Asked to wear different hats at different times, the shifts in perspective from marketer, media agency and creative agency make the simple conclusion obvious
Asked to wear different hats at different times, the shifts in perspective from marketer, media agency and creative agency make the simple conclusion obvious.
It is vitally important to get your facts right. Then, your marketing strategy right. Then, to keep your finger on the pulse of the consumer, consistently. The critical need is to understand the consumer, really understand, without paying lip service to that process.
What sense can it possibly make to limit consumer knowledge to the top 15 cities that don't even add up to 20 percent of your consumer base today? Then compound that paradox by ignoring the fact that growth in the future will come from outside those cities, as economic growth filters down to Indonesia's towns and villages? If that sounds ridiculous, remember that truth is often stranger than fiction.
That truth is that consumer knowledge for too many marketers is gathered only from the cities, refined in the cities, with marketing efforts too deeply influenced by those same cities. Often, 70 to 80 percent of the brand's consumers remain unknown and ignored. The evidence lies in the baseline data gathered from the cities, then tracking surveys and focus groups administered, only in these few cities.
Media and lifestyle data for these marketers and their agencies are also restricted to this very limited universe of consumers. The convenient excuse trotted out in defence of this inexplicable behavior is the erroneous assumption that the city-dweller spends more.
There is too much evidence to the contrary that would shatter this myth. The exceptions of course are the small number of affluents who buy new cars, credit cards, overseas holidays and other such high-end products.
For the vast majority of marketers involved in mass marketing products and services, that convenient excuse is simply unavailable. Whether it is sauces and seasonings, toothpaste or shampoo, mobile phones or motorcycles, the overwhelming number of today's consumers and tomorrow's prospects live outside of the top 20 cities. The average rural subscriber is already spending as much on his cellular connection as his urban counterpart, both city and town. As for future growth, the overwhelming number of prospective consumers hail from outside the top 20 cities.
This is true not just for new entrants wanting to enter the cellular world for the first time, or the millions planning to buy a new motorcycle, or open a bank account, but also the ever-growing number of housewives aspiring to use that more "premium" brand of cooking oil, that "luxury" brand of shampoo.

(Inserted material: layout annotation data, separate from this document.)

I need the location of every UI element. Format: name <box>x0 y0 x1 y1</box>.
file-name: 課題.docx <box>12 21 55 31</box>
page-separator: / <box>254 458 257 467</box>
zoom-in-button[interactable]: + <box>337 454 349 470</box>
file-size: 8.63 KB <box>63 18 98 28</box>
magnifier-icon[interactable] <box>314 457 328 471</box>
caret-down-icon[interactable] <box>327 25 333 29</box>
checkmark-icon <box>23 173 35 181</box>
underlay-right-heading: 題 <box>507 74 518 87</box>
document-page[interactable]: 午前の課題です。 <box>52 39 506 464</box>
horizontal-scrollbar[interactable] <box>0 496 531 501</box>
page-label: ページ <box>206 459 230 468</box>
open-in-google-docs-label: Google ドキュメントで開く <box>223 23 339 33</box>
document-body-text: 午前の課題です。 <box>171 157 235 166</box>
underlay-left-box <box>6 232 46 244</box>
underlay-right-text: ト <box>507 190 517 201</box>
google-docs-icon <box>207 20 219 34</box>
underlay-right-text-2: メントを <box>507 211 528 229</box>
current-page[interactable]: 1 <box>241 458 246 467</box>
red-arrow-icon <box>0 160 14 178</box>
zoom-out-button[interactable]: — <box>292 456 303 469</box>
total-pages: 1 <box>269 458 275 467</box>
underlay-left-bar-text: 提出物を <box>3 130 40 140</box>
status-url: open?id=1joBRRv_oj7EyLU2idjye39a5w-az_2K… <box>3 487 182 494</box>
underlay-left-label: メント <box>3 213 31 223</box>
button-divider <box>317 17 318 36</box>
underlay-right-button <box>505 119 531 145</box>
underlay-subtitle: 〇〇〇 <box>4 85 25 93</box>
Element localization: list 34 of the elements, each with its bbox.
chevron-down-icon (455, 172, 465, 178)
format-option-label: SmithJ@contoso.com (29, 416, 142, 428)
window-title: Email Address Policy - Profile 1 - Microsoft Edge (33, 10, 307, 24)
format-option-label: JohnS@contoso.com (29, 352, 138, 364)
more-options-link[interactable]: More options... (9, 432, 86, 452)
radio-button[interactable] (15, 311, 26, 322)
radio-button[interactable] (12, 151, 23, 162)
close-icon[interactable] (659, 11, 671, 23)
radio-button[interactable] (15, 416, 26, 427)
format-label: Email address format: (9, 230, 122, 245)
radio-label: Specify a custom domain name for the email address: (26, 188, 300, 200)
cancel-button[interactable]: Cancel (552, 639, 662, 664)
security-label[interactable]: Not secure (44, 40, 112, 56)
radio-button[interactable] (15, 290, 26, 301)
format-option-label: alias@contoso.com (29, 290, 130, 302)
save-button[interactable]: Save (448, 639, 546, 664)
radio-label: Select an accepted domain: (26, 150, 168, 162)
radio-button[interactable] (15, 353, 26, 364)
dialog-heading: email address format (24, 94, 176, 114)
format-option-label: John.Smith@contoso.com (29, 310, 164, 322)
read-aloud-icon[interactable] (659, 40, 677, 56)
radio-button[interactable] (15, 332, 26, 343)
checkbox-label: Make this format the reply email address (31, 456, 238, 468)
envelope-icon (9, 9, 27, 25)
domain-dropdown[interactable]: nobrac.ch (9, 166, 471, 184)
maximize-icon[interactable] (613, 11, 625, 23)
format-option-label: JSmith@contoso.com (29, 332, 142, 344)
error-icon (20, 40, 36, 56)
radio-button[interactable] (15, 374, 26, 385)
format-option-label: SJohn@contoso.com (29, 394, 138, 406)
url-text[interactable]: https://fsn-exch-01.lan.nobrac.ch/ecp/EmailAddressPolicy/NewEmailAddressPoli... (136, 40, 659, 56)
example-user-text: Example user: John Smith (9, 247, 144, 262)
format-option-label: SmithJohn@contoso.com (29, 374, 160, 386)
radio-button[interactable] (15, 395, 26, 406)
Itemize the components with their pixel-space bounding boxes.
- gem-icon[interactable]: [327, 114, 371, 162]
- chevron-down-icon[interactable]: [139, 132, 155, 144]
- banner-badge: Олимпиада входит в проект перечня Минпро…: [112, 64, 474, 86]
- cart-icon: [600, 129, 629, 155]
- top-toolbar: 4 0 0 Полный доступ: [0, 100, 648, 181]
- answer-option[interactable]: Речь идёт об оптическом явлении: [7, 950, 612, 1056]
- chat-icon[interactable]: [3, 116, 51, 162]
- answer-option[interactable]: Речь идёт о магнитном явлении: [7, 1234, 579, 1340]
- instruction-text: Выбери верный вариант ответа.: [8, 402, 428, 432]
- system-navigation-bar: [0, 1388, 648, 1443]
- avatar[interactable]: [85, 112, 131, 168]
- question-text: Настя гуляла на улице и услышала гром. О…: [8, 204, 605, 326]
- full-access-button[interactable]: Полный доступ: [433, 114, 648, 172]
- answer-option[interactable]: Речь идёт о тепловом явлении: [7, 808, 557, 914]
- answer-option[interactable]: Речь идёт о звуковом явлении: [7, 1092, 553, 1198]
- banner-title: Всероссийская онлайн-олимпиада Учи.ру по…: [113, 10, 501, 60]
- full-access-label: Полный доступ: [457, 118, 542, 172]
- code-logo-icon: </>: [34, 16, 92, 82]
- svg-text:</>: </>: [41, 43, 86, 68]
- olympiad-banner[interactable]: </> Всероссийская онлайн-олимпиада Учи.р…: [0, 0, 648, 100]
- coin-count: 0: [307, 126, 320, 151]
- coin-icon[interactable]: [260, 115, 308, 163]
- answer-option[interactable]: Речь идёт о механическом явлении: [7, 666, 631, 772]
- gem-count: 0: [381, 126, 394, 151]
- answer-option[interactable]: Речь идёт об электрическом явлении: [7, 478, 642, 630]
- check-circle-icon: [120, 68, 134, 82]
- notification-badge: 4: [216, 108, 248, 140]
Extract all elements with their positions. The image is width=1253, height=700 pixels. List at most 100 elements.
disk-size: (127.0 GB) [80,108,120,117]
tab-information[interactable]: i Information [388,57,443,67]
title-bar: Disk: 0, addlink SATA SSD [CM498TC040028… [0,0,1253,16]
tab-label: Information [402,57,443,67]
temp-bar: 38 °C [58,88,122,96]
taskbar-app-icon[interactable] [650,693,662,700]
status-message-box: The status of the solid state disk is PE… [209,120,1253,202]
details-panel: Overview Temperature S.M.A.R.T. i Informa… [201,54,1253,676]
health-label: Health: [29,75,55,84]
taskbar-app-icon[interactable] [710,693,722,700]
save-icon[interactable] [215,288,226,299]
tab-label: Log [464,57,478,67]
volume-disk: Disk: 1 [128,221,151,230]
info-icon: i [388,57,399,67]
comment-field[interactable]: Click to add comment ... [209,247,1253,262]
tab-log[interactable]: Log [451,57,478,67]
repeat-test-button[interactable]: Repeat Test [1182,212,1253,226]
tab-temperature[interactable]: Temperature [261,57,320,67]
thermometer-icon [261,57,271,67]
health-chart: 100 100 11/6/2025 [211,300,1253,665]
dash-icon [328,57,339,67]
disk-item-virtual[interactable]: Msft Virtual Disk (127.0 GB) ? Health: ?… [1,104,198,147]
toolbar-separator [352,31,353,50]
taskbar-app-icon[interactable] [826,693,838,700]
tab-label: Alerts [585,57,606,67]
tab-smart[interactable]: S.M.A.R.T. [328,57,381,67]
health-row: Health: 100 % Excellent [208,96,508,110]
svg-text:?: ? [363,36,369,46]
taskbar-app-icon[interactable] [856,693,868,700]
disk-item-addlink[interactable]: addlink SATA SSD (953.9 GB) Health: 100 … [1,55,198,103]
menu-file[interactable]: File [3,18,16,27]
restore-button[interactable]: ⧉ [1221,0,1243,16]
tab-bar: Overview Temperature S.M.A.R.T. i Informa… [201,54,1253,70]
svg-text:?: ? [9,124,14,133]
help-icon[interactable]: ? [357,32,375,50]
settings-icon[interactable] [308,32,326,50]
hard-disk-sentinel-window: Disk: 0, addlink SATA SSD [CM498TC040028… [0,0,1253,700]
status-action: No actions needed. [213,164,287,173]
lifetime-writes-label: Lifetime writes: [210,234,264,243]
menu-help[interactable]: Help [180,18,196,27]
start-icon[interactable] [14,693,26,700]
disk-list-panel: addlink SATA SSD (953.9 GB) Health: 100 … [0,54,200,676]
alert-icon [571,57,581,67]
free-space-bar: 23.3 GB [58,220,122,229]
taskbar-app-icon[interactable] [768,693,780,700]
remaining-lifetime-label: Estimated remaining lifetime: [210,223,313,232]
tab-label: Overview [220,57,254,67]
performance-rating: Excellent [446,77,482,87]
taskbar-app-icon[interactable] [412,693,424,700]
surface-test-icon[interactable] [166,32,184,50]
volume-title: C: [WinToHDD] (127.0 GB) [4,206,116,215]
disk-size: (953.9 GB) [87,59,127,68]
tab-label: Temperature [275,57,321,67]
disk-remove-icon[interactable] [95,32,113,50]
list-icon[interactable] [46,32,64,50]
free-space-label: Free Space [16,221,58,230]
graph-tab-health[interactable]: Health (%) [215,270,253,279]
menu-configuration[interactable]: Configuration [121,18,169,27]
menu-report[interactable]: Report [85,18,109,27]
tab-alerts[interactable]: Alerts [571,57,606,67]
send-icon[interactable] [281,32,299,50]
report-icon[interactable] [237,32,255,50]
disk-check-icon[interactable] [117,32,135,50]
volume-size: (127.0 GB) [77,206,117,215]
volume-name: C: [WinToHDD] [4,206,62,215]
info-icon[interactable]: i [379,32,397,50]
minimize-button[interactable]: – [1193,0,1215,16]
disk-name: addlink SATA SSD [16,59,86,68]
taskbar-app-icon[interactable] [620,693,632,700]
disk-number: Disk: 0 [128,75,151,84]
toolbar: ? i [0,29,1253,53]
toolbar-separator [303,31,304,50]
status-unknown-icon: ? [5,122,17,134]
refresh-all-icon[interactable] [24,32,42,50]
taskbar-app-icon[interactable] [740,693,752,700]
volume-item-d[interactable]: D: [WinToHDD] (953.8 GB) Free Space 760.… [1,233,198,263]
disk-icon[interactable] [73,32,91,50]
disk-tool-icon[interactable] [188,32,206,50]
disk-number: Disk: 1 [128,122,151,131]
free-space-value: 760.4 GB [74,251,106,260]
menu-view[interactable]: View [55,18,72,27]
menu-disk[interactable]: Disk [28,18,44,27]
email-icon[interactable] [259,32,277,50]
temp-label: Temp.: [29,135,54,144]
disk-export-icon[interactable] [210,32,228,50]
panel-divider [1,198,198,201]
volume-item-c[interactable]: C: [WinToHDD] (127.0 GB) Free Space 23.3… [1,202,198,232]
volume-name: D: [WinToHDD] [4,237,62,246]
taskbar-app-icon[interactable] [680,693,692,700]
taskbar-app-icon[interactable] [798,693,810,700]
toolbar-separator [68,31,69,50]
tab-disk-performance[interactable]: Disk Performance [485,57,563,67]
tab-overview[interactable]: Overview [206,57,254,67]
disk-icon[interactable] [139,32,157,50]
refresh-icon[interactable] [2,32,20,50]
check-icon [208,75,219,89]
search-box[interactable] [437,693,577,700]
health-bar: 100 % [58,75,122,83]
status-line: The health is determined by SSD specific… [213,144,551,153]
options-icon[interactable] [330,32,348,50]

In contrast, here we are, with too many marketers not recognizing the difference between city, town and village. They are the same armchair marketers who make national decisions based on city-centric knowledge. That is akin to looking for gold in a coal mine, just because the hole in the ground already exists. Moving on from the basic to the more sophisticated, there are those missing layers of consumer knowledge from around this large country that could make the difference between firing a shotgun instead of a sniper's rifle to hit the target.
That "shotgun" is the expensive business of multi-billion rupiah campaigns aimed at the entire country, designed with knowledge gathered from a dozen cities. The irony is that less than a billion rupiah spent on consumer knowledge could easily prevent hundreds of billions being wasted on misguided marketing efforts. Shareholder funds, after all.
Take for example the current universe of 7 million people intending to buy a new motorcycle in the next four years. Not only are the needs of the city, town and village residents different in the three distinct geographies, the wants of these millions of prospective buyers vary significantly.
To make the marketing challenge more complex, there is then the remarkable difference in views expressed by those intending to buy a Honda, a Yamaha or a Suzuki. The ability to meet those different needs and wants are not only influenced by the products available, not only the geography of the intenders, but also the ability to fine-tune the communications at the national and local levels. To do that, knowing the critical differences in views as expressed by the different consumers, in the different geographies, is the first step towards getting the marketing programs right.
These conclusions are based on Roy Morgan Single Source, a syndicated survey with over 25,000 Indonesians 14 years and older interviewed each year. That national database is updated every quarter, acting as a tracker of sharply defined targets, reflecting changes as they occur. Almost 90 percent of the population is covered, from the cities, towns and villages. That is just one of the many reasons why the survey is used by more marketers and media agencies than any other.
Paying lip service to the consumer can be lethal. A dipstick study in the wrong place with a handful of people, or an occasional peek at a few towns or villages to silence the critics, is best left unread. Anybody who watches the national marketplace over time would know that a spike or a dip in the price of everyday essentials, triggered by global or local factors, has an immediate impact on consumer behaviour.
The ability to respond quickly, with the communications tweaked if not the product, can make all the difference.